Fund managers' allocation to energy is 2.1 standard deviations below the mean.

In the US, pharma (biotech), discretionary, banks and tech are the most favored sectors. This has been the case for many months. Utilities, staples, telecoms (defensives) remain underweighted, with energy.

Finally, fund managers view gold as being undervalued. It's a small sample, but their views have been prescient in the past.
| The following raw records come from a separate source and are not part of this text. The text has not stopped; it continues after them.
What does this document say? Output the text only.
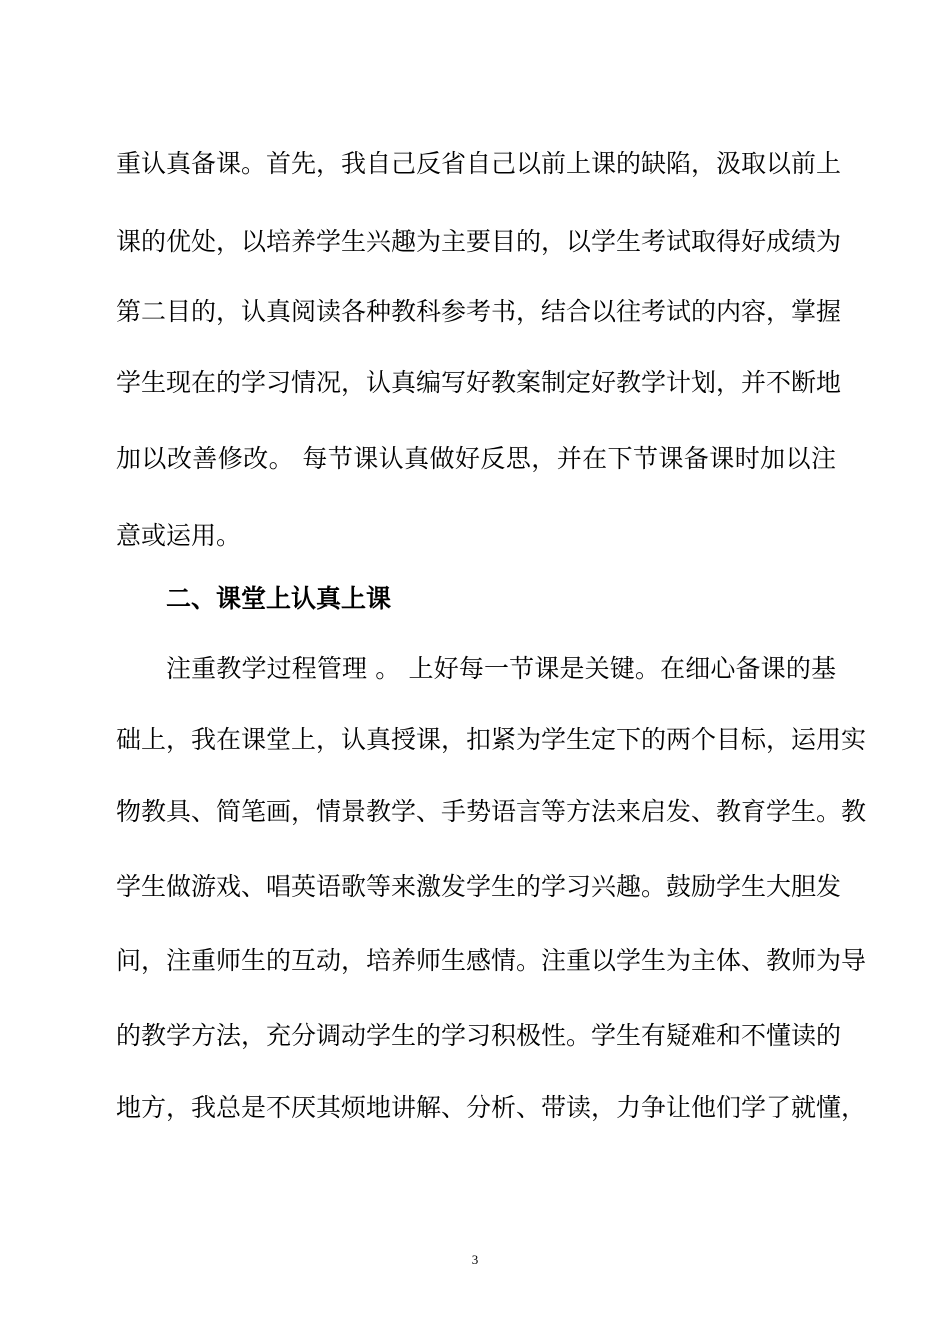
重认真备课。首先，我自己反省自己以前上课的缺陷，汲取以前上
课的优处，以培养学生兴趣为主要目的，以学生考试取得好成绩为
第二目的，认真阅读各种教科参考书，结合以往考试的内容，掌握
学生现在的学习情况，认真编写好教案制定好教学计划，并不断地
加以改善修改。 每节课认真做好反思，并在下节课备课时加以注
意或运用。
二、课堂上认真上课
注重教学过程管理 。 上好每一节课是关键。在细心备课的基
础上，我在课堂上，认真授课，扣紧为学生定下的两个目标，运用实
物教具、简笔画，情景教学、手势语言等方法来启发、教育学生。教
学生做游戏、唱英语歌等来激发学生的学习兴趣。鼓励学生大胆发
问，注重师生的互动，培养师生感情。注重以学生为主体、教师为导
的教学方法，充分调动学生的学习积极性。学生有疑难和不懂读的
地方，我总是不厌其烦地讲解、分析、带读，力争让他们学了就懂，
3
In summary: Fund managers are still overweight cash and their equity allocations remain near 3-year lows. These two factors are consistent with positive equity performance in following months. That might be especially true for the US and emerging market equities. Continued high allocations to cyclicals (tech, banks, discretionary) are the biggest concern; in other words, there's a chance fund managers will make a further run to safety in the coming month(s).

Survey details are below.

  1. Cash (5.1%): Cash balances dropped to a still high 5.1% from 5.5%. July and September were the highest cash levels since December 2008. Typical range is 3.5-5%. BAML has a 4.5% contrarian buy level but we consider over 5% to be a better signal. More on this indicator here.
  2. Equities (+26%): A net +26% are overweight global equities, up from a contrarian bullish +17% in September. Over +50% is bearish. A washout low (bullish) would be under +15-20%. More on this indicator here.
  3. Regions:
    1. US (-10%): Exposure to the US dropped from -6% to -10% underweight. It was -19% underweight in May, the lowest since January 2008. For comparison, it was +24% overweight in January.
    2. Europe (+54%): Exposure to Europe increased to +54% overweight from +45% overweight in August.
    3. Japan (+23%): Managers are +23% overweight Japan, a big drop from +40% in August but flat from last month. Funds were -20% underweight in December 2012 when the Japanese rally began.
    4. EEM (-28%): Managers increased their EEM exposure to -28% underweight from -34% in September, the lowest in the survey's history.
  4. Bonds (-41%): A net -41% are underweight bonds, a rise from -60% in July and August. For comparison, they were -38% underweight in May 2013 before the large fall in bond prices.
  5. Commodities (-23%): Managers commodity exposure increased to -23% underweight from -32% underweight in September, which was a 28-month low. Low commodity exposure goes in hand with low sentiment towards EEM.
  6. Macro: Only 13% expect a stronger global economy over the next 12 months, a 3 year low.